Saturday, January 23, 2010

OUCH - Getting It Done: The Year In Obama-Led Health Care Reform

Watch the video -- hilarious

http://www.youtube.com/watch?v=3aOILuS1i_M&feature=player_embedded

The time for games has passed
Now is the time to deliver on healthcare
We are going to get this done, this year
This is our moment to deliver
I am absolutely confident this is gonna pass

blah blah blah

http://corner.nationalreview.com/post/?q=NWY0MTE2NzI2MmZmZTIxM2QxMzQ3NzUzNTMyNzQ0NWY=


Reality Check [Victor Davis Hanson]

It was fanciful for the president on the eve of this week's election to warn that the direction of his agenda would be predicated on the outcome in Massachusetts — and then, roughly 24 hours later, send his operatives out to assure everyone that Scott Brown's victory had not much to do with anything in Washington.

When the most interviewed, photographed, and talkative president in recent history insists that his problems are a result of neglecting to communicate with the American people ("We lost some of that sense of speaking directly to the American people"), something seems unhinged. All that deception and contradiction do nothing to mitigate the popular outrage against Obama's broken promises on everything from airing the health-care debate on C-Span to closing down Guantanamo this week.
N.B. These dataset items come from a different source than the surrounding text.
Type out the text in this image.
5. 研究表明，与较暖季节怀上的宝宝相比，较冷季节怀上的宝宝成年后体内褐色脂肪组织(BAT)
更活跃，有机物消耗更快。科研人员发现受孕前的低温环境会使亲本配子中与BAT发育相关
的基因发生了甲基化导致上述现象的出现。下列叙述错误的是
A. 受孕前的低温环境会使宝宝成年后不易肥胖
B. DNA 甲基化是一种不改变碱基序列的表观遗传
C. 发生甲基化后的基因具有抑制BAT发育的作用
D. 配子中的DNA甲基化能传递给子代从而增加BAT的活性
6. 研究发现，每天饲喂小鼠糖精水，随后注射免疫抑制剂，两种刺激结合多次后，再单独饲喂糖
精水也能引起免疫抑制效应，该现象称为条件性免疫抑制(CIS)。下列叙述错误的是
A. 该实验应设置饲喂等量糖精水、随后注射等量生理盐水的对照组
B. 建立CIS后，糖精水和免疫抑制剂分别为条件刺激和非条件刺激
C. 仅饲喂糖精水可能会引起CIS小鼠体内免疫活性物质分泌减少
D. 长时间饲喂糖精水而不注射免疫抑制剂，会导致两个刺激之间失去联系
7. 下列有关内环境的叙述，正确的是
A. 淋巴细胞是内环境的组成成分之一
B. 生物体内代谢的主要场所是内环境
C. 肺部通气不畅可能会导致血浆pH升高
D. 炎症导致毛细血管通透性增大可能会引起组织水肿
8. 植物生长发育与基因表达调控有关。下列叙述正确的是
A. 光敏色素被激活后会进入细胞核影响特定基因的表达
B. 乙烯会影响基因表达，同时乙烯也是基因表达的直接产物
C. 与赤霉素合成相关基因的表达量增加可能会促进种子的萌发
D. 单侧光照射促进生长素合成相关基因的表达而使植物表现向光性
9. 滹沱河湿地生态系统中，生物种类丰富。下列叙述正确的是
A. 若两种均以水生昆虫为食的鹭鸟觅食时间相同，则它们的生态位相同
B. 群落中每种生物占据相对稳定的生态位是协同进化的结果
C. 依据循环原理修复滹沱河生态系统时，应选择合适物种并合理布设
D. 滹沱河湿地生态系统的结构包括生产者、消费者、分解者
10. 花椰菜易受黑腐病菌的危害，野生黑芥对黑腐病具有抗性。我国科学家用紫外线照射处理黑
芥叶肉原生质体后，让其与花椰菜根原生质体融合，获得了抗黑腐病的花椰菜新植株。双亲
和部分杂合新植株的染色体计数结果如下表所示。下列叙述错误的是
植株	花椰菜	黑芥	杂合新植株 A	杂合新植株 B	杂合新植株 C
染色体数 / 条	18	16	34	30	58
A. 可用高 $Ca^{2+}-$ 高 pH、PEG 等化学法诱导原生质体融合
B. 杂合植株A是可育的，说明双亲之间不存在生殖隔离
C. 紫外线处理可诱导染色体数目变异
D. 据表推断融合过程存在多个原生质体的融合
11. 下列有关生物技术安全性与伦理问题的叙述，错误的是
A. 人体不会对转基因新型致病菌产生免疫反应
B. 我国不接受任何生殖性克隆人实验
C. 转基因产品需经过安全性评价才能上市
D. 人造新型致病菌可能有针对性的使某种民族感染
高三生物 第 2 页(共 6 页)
The growing denial of reality is really hard to juxtapose with the effectiveness of Obama's 2008 campaign; it almost reminds one of Nixon's slick 1972 CREEP campaign followed by his descent into "Let me be perfectly clear" denials during much of 1973. Perhaps, in a way, it all makes perfect sense: The arrogance instilled by a successful campaign leads to excess that finishes in nemesis.


Gallup Poll: Americans Want Congress to Shelve Obamacare [Daniel Foster]

A majority of Americans favor Congress discontinuing work on health-care reform and instead considering alternatives with bipartisan support, according to a USA Today/Gallup poll. Only 39 percent of Americans think Congress should continue to try to pass some version of current bill.
The poll was conducted the day after Scott Brown's election to the U.S. Senate in Massachusetts, and 72 percent of respondents say Brown's victory reflects America's frustrations with Washington.

Unsurprisingly, the vast majority of Republicans (87 percent) favor stopping work on the bill. But notable is that a majority of independents (56 percent) and a not-insignificant number of Democrats (26 percent) also think the bill should tabled.

And in a clear rebuke of President Obama's decision to make health-care reform the centerpiece of his legislative agenda in his first year in office, a sizeable majority of respondents say that health-care should not be the president's top priority: 46 percent say it should be subsidiary to other, more pressing concerns, while 19 percent say it should not be a major priority at all.

UPDATE: A Rasmussen poll shows even more opposition to health-care:
Sixty-one percent (61%) of U.S. voters say Congress should drop health care reform and focus on more immediate ways to improve the economy and create jobs.